Salmon & Goat Cheese Omelet

We’ve pretty much only been eating food from Costco and Smart Foodservice since March, so it’s good to have some recipes that work with ingredients we can get from there. Today was omelets:

3 eggs
~1 tablespoon water
~2 tablespoons goat cheese
~2 teaspoons dried dill
~1 oz smoked salmon, chopped up a bit
salt and pepper
butter

I’m not sure how much the smoked salmon weighs, actually; that’s a guess. It’s one slice off the pre-sliced pack you can get from Costco. And I haven’t actually used that much dill yet, but today’s omelet had about half that much and felt like it could have used more, so.

Whisk the three eggs together with a tablespoon of water and some salt and pepper.

Heat a small nonstick pan on medium low (2 seems to work on the medium burner on our stove) and melt about half a tablespoon of butter in it. When the butter’s melted and foaming, pour the eggs in and stir for about 30 seconds, until you’ve got some cooked bits folded into uncooked bits. Give the pan a bit of a shake to level things off, then sprinkle the dill over the top.

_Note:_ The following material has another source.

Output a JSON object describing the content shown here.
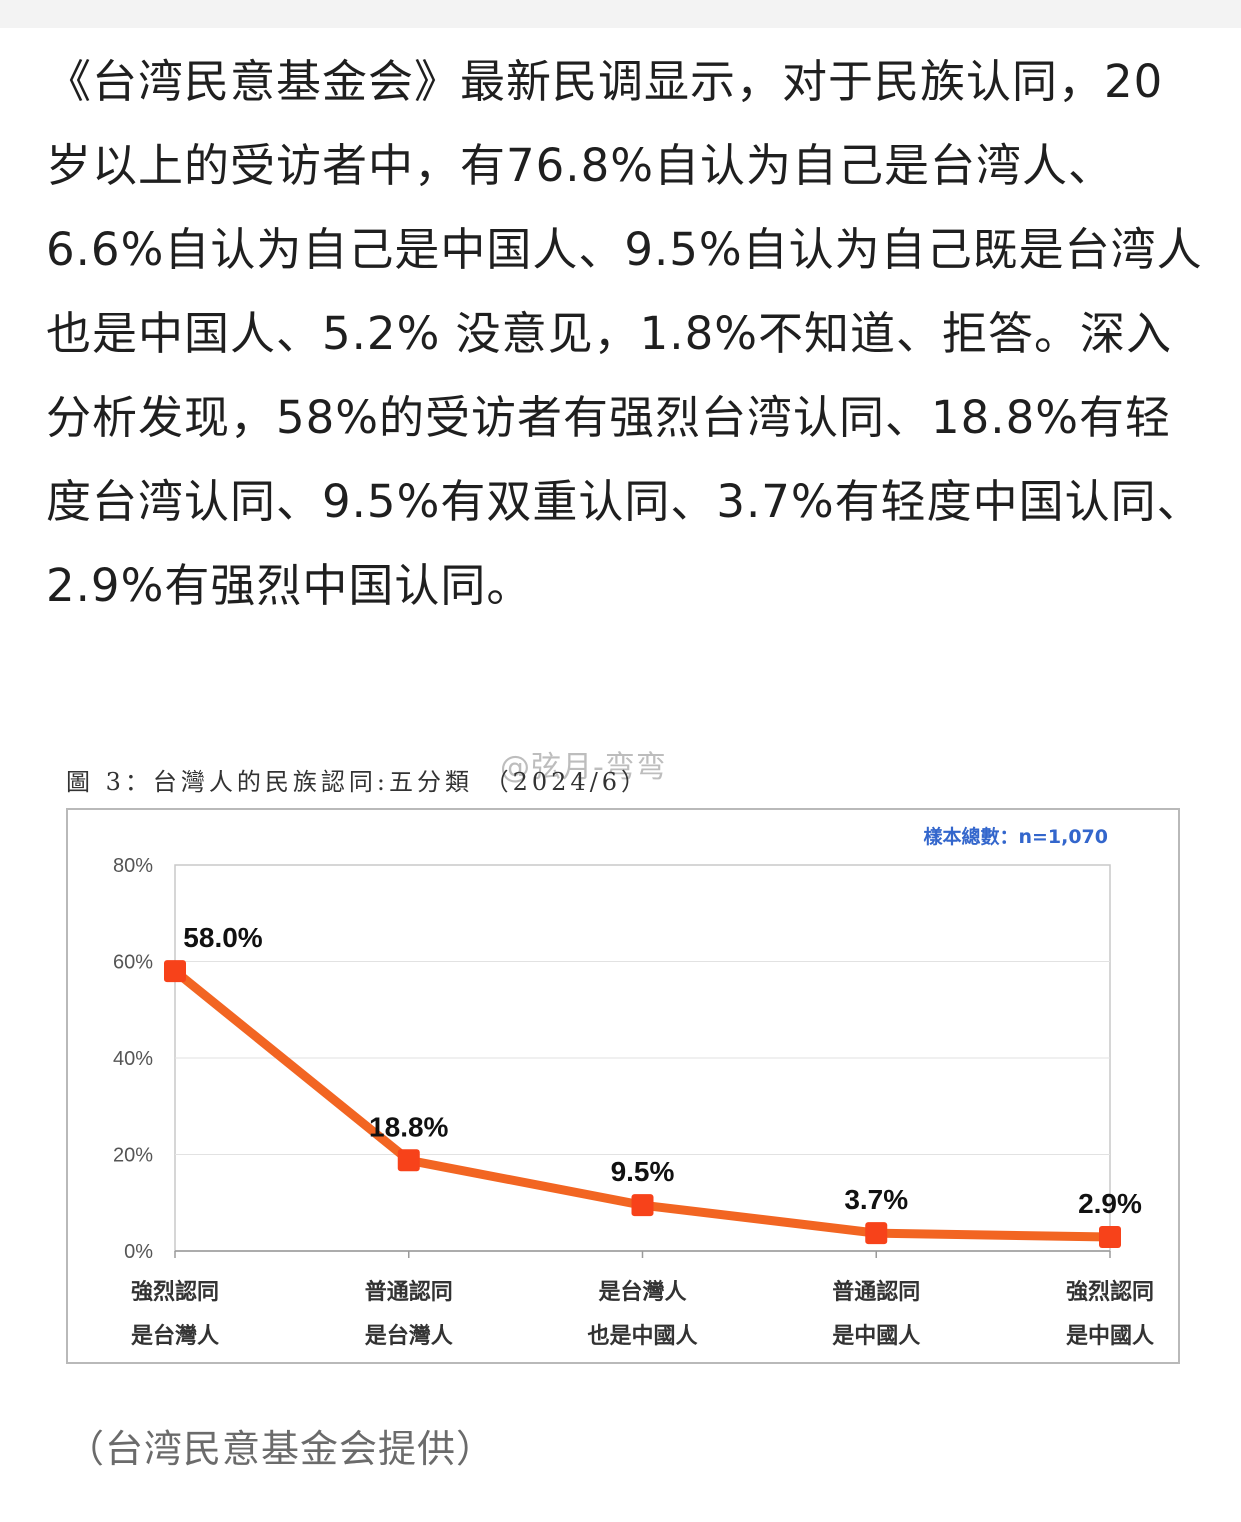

Leave the pan alone for a bit, maybe 30 seconds, then work your way around the edge of the omelet, lifting it up and tilting the pan to let some uncooked egg run underneath. There are plenty of videos on youtube you can find to show you how this works. Let it sit for another 30 seconds and do it again. If there’s still runny egg on top, keep doing that cycle until it still looks wet on top but isn’t runny. Then crumble the goat cheese on top, distribute the salmon on top, and fold it in half. If the heat was low enough, it won’t have browned, so give it a little bit longer in the pan to heat the cheese and salmon, then put on a plate and eat it. If the heat was too high, do the same, but now it’s browned and you know to set the heat lower or take it out of the pan sooner next time.

Basically, this recipe is: “make an omelet with some goat cheese, dill, and salmon as the filling”. But it’s good to write it down so I don’t forget it worked and that the recipe I saw calling for 1/4 cup of goat cheese was way off. Half that is plenty.